Por Alberto de Avellar - Na cidade icônica dos absurdos, onde até o silêncio faz barulho, a Rádio Peão voltou a operar em horário estendido. E quando ela começa a cochichar nos corredores acarpetados do poder, é porque a roseira vai balançar — e forte.
Desta vez, o zunzunzum tem endereço certo: o Hospital de Simões Filho. Segundo os bastidores, o homem do “Novo Tempo com velhas práticas” mandou dar aquela tradicional maquiada na fachada externa do matadouro com nome de hospital. Por fora, tinta nova. Por dentro, o mesmo cenário miserável de sempre. Se a Organização Mundial da Saúde resolvesse aparecer por lá, o “açougue” era fechado na hora.

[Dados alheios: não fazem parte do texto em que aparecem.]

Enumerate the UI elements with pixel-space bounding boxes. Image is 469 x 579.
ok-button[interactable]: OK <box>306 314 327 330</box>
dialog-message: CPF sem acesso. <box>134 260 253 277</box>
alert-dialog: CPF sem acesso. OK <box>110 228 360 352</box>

Outro ponto que chama atenção é quem irá comandar a Secretaria de Saúde. O personagem atende por nomes ainda em fase de ajuste fino: Nádia, Nadyjane, Naiane… ninguém sabe ao certo a grafia correta, mas o cargo, segundo a Rádio Peão, já estaria definido nos bastidores. O que se sabe — e ela garante — é que se trata de uma enfermeira, moradora de Simões Filho, alguém “da área”, como gostam de dizer quando querem dar verniz técnico a decisões políticas tardias.
Enquanto isso, a atual secretária de Saúde, Iridan Brasileiro, aquela mesma que virou sinônimo de contratos turbinados, esquemas nebulosos e da famosa dobradinha com a Fabamed, já estaria com o relógio em contagem regressiva. Apadrinhada do ex-prefeito, Iridan parece ter perdido o padrinho — e, na política local, sem padrinho não se atravessa nem faixa de pedestre.
Segundo as más línguas bem-informadas — que, convenhamos, são sempre as melhores — a exoneração é questão de dias. Até quarta-feira, a cidade deve acordar com uma nova secretária de Saúde e com o velho discurso reciclado de sempre: “agora vai”.
A Rádio Peão, sempre ela, garante que a mudança não nasce exatamente de um surto de consciência administrativa, mas da pressão popular, do desgaste irreversível e do medo de que a corda — já esticada além do limite — finalmente arrebente do lado mais fraco. Porque quando falta lençol, remédio, oxigênio e dignidade, nem propaganda dá mais jeito.
O Bom Velhinho, do alto de sua bengala cética, observa tudo com aquele sorriso irônico de quem já viu esse filme antes — só muda o elenco. Sai uma secretária carimbada por escândalos, entra um nome novo, fresco, ainda sem manchas… pelo menos por enquanto.
Resta saber se a futura Nádia, Nadyjane ou Naiane vem para mudar o rumo da saúde pública ou apenas para trocar a placa da porta, mantendo o mesmo roteiro por trás da cortina.
Como sempre, a Rádio Peão foi a primeira a avisar.
E, como sempre, em Simões Filho…
tudo se vê, tudo se sabe — só não se explica.